Prosecutors Can Get GoldmanJames Cohen in The Street, May 20, 2011
Goldman Sachs (GS) may seem invincible, but a few attorneys believe federal prosecutors have a good shot of winning a case against the securities giant.
The Wall Street Journal reported Friday that Goldman Sachs is expecting to receive subpoenas related to Goldman's mortgage-related businesses.
James Cohen, professor at Fordham University, assumes the subpoenas would come from the US Southern District, since that is where Goldman is headquartered, and he believes Preet Bharara, the attorney in charge of that office, is well aware of criticism of law enforcement for having made no major prosecutions of Wall Street figures in connection to the crisis.
"I think the decision to go forward with a subpoena is a signal that they think they're going to find some dirt--criminal dirt," Cohen says.
Stanley Sporkin, former head of enforcement for the Securities and Exchange Commission, sees things slightly differently. He believes Bharara is taking a methodical, responsible approach to his investigation.
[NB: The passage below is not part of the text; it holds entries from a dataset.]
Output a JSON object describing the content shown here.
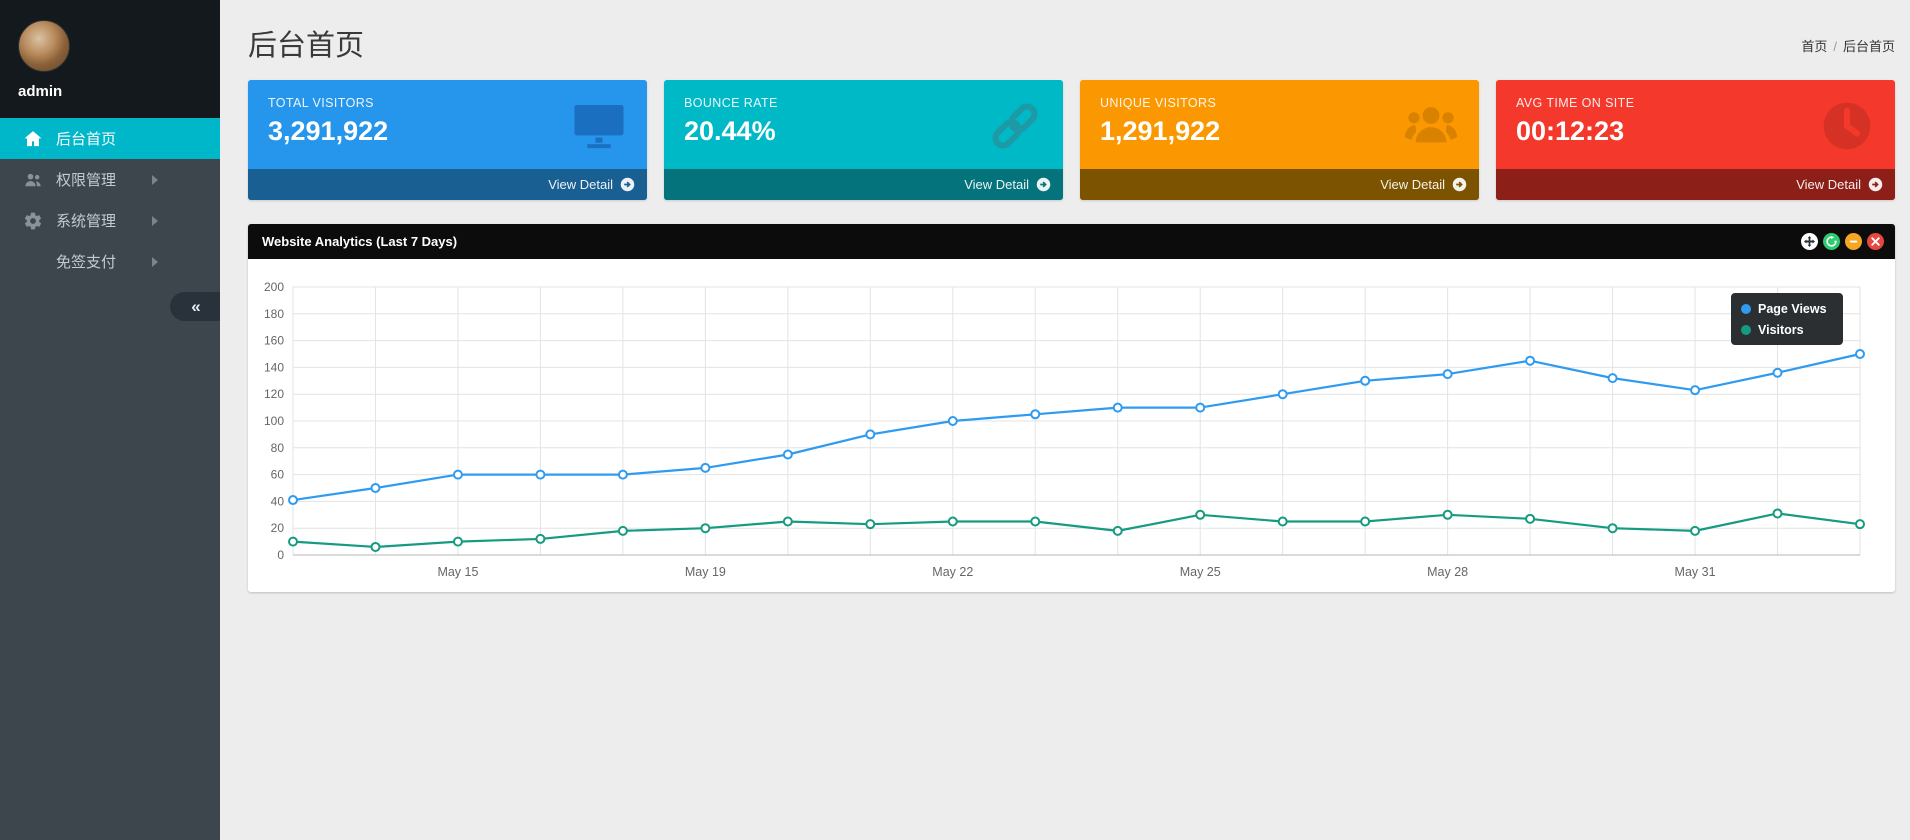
{
  "sidebar": {
    "username": "admin",
    "items": [
      {
        "label": "后台首页",
        "icon": "home-icon",
        "active": true,
        "has_children": false
      },
      {
        "label": "权限管理",
        "icon": "users-icon",
        "active": false,
        "has_children": true
      },
      {
        "label": "系统管理",
        "icon": "gear-icon",
        "active": false,
        "has_children": true
      },
      {
        "label": "免签支付",
        "icon": "",
        "active": false,
        "has_children": true
      }
    ],
    "collapse_label": "«",
    "active_color": "#00b7ca"
  },
  "header": {
    "title": "后台首页",
    "breadcrumb": {
      "home": "首页",
      "separator": "/",
      "current": "后台首页"
    }
  },
  "cards": [
    {
      "label": "TOTAL VISITORS",
      "value": "3,291,922",
      "icon": "monitor-icon",
      "detail_label": "View Detail",
      "color": "#2695ec",
      "footer_color": "#1a5f92",
      "icon_color": "#1a6fc0"
    },
    {
      "label": "BOUNCE RATE",
      "value": "20.44%",
      "icon": "link-icon",
      "detail_label": "View Detail",
      "color": "#00b9c6",
      "footer_color": "#04737c",
      "icon_color": "#1d9aa5"
    },
    {
      "label": "UNIQUE VISITORS",
      "value": "1,291,922",
      "icon": "group-icon",
      "detail_label": "View Detail",
      "color": "#fb9801",
      "footer_color": "#7c5301",
      "icon_color": "#d98200"
    },
    {
      "label": "AVG TIME ON SITE",
      "value": "00:12:23",
      "icon": "clock-icon",
      "detail_label": "View Detail",
      "color": "#f4392c",
      "footer_color": "#8c2018",
      "icon_color": "#d63125"
    }
  ],
  "panel": {
    "title": "Website Analytics (Last 7 Days)",
    "actions": [
      {
        "name": "move",
        "color": "#ffffff"
      },
      {
        "name": "refresh",
        "color": "#2ecc71"
      },
      {
        "name": "collapse",
        "color": "#f5a623"
      },
      {
        "name": "close",
        "color": "#e8473f"
      }
    ]
  },
  "chart_data": {
    "type": "line",
    "title": "Website Analytics (Last 7 Days)",
    "ylim": [
      0,
      200
    ],
    "y_step": 20,
    "grid": true,
    "legend_position": "top-right",
    "x_tick_labels": [
      {
        "index": 2,
        "label": "May 15"
      },
      {
        "index": 5,
        "label": "May 19"
      },
      {
        "index": 8,
        "label": "May 22"
      },
      {
        "index": 11,
        "label": "May 25"
      },
      {
        "index": 14,
        "label": "May 28"
      },
      {
        "index": 17,
        "label": "May 31"
      }
    ],
    "series": [
      {
        "name": "Page Views",
        "color": "#2f9bf0",
        "values": [
          41,
          50,
          60,
          60,
          60,
          65,
          75,
          90,
          100,
          105,
          110,
          110,
          120,
          130,
          135,
          145,
          132,
          123,
          136,
          150
        ]
      },
      {
        "name": "Visitors",
        "color": "#169b80",
        "values": [
          10,
          6,
          10,
          12,
          18,
          20,
          25,
          23,
          25,
          25,
          18,
          30,
          25,
          25,
          30,
          27,
          20,
          18,
          31,
          23
        ]
      }
    ]
  }
}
"He's not just going to go out there and swing for the fences. He's going to build, single by single, a case. He's careful, but he knows, in fairness to everybody, that it's got to be a good case before he brings it."
Bringing an indictment shouldn't be difficult, says Michael Diaz, managing partner at Diaz Reus and a former assistant state attorney in Florida under Janet Reno.
Winning the case "depends on the ability of the Department of Justice to dumb it down for a jury and not get into the details of synthetic derivatives and what that all means," says Diaz, who says he has no cases pending against Goldman but is investigating a possible class action lawsuit against the company.
"They need to make the jury understand that Goldman Sachs had an opportunity to not do this, that they did this for financial reasons, that they failed to disclose information that they otherwise had available to them, that they did this strictly for the purposes of their own financial gain and they victimized the public, their own clients, investors and everyone else," Diaz says.
Lawrence Mitchell, professor at George Washington University's law school, is skeptical, however, noting the SEC's "relatively quick" $550 million settlement with Goldman last year.
"One would have thought, especially given the public statement that the SEC's initial litigation signified that they would not have settled had they thought they had a strong enough case against Goldman to win on the civil standard. That gives me some reason to doubt the ability of a federal prosecutor to win a case against Goldman except for the possibility that new evidence has emerged," Mitchell says.
Indeed, The Wall Street Journal noted in its article breaking the news of the investigation that Goldman already "turned over hundreds of millions of pages of documents to the Federal Crisis Inquiry Commission," suggesting it might be difficult to find new evidence.
However, former SEC enforcement chief Sporkin notes the FCIC wasn't pursuing a criminal investigation, and says the subpoenas can be more targeted in their search.
He also argues the SEC settlement should be seen as a victory by the regulator.
"Of course it's a victory. Are you kidding? Taking on an issue of that kind and going against the number one investment banking firm in the world and then coming out ahead after the defendant had said there was no case and they weren't going to concede? Anybody who tells you it's anything less than that-- I don't know what they're smoking."